Door Design: Flush Overlay
Hinges: Concealed, Xxxx or equal
Pulls: Wire type, finish to match hardware
Millwork Finish: All surfaces shall have plastic
laminate, matte finish, Wilsonart or
equal
Backsplash: 4" plastic laminate in all wet areas
2. Finish Carpentry - All wood finish material shall be pre-finished stain
grade birch solids and veneers.
3. Doors - All interior doors shall be 1 3/4" x 3'-0" x 7'-0". Doors shall
be solid core Birch veneer with solid hardwood edge and stained finish.
4. Frames - All interior frames shall be birch, finish to match doors.
Jambs to be fire-rated where required by code.
5. Hardware - Hardware shall be specified to meet tenant's security and
access requirements.

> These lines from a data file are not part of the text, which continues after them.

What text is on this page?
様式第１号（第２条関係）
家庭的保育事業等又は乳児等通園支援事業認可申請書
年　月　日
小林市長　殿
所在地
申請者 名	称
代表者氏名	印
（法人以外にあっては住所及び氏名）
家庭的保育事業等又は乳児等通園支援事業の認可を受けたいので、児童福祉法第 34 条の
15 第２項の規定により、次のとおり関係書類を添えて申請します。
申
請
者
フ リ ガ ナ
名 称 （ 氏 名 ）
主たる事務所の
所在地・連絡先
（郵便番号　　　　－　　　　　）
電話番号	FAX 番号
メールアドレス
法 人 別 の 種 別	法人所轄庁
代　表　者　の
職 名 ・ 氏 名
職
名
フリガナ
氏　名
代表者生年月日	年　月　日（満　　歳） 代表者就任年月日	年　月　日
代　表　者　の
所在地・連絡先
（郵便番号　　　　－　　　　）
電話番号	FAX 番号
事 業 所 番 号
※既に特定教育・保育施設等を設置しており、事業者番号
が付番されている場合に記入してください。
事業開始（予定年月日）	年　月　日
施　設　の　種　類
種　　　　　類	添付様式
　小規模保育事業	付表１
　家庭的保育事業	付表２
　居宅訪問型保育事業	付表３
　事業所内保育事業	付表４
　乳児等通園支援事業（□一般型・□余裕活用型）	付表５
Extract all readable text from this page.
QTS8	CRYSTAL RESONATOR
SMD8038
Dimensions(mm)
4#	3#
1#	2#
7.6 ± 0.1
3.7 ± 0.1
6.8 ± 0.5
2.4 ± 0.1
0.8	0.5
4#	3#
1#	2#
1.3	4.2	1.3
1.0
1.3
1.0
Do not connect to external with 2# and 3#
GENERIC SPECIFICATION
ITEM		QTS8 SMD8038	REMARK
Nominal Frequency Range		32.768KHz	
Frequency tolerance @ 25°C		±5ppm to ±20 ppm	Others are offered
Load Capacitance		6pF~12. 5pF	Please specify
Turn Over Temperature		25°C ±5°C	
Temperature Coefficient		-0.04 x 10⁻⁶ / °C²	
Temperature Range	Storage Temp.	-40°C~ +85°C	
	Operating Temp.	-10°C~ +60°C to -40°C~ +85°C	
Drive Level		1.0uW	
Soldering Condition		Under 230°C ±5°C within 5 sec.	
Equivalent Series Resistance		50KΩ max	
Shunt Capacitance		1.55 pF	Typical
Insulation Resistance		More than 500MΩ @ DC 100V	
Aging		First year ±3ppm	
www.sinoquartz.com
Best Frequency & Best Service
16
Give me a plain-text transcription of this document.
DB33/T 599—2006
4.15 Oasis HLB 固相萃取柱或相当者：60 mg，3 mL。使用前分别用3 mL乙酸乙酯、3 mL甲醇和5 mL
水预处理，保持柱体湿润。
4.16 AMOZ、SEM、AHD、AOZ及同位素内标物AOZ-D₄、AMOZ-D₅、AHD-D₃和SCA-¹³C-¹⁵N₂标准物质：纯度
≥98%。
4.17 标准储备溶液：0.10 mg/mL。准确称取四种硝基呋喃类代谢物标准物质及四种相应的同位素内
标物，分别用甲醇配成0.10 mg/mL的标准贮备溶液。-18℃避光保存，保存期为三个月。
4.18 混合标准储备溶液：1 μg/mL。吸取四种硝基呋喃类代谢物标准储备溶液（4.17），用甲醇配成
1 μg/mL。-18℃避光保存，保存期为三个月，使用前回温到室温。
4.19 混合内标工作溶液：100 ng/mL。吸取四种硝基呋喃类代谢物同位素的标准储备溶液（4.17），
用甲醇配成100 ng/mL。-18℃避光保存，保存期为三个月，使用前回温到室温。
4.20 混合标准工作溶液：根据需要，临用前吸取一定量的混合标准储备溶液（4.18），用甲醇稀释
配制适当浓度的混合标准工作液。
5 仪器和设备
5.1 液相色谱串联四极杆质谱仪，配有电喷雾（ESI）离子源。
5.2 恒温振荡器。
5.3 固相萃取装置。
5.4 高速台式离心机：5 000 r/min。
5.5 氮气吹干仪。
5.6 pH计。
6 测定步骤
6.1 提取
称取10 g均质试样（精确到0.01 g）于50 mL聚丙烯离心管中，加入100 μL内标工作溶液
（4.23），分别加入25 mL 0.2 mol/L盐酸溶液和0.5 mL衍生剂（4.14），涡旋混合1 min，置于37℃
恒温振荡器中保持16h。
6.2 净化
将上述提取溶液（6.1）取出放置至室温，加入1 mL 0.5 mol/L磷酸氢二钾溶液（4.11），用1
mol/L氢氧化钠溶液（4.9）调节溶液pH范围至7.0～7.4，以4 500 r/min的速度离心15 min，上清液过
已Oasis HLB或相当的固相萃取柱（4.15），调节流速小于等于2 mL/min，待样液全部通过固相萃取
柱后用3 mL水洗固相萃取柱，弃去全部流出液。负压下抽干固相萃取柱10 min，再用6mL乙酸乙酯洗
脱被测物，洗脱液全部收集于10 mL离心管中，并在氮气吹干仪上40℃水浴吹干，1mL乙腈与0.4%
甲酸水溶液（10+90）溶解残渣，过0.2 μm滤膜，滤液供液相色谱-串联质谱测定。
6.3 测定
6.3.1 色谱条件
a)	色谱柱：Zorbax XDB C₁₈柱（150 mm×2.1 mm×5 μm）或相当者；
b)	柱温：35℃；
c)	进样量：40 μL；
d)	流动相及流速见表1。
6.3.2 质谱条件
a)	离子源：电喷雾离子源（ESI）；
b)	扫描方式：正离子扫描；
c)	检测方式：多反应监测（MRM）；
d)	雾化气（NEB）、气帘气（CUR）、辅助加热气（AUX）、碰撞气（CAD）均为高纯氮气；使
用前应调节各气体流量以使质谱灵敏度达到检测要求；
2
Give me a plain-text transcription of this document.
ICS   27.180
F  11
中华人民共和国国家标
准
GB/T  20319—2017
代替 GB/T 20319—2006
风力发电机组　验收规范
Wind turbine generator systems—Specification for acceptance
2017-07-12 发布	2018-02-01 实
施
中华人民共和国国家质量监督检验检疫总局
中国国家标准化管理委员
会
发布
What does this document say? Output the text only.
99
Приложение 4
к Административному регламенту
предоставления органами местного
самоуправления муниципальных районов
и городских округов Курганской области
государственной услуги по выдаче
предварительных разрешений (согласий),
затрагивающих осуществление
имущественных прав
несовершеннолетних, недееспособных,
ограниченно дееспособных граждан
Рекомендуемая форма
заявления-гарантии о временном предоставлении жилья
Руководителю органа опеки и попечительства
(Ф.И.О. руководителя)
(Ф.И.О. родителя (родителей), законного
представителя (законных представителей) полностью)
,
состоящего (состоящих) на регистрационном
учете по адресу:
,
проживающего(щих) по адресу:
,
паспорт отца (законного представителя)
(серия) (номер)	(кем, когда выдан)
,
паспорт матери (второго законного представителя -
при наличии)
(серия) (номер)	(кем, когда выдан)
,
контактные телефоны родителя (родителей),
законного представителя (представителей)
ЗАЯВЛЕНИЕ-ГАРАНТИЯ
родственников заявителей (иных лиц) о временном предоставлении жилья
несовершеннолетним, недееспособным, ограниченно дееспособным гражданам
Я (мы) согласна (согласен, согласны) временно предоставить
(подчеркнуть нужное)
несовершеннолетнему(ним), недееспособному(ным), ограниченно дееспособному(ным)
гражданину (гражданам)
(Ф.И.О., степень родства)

Locks and latches shall be commercial grade with
lever handle.
6. Interior Partitions - Building standard partition shall consist of 5/8"
GWB over 2 1/2" metal studs at 2'-0" O.C. with 1/2" reveal at ceiling.
7. Core Partitions - Core wall partitions shall have taped and finished
GWB surface.
8. Ceiling - Ceilings may consist of GWB over metal stud framing for
limited soffited areas, or lay-in acoustical tile ceilings in suspended
metal grid for the primary ceiling.
9. Light Fixtures - 2x4 parabolic deep cell, 3 lamp with electronic
ballasts.
10. Carpet - 28 oz. loop pile, glued down.
11. Base - 4" Rubber base.
12. Paint - Eggshell finish, applied in two coats over primer.
13. Window Coverings - Horizontal 1" mini-blinds at all exterior windows.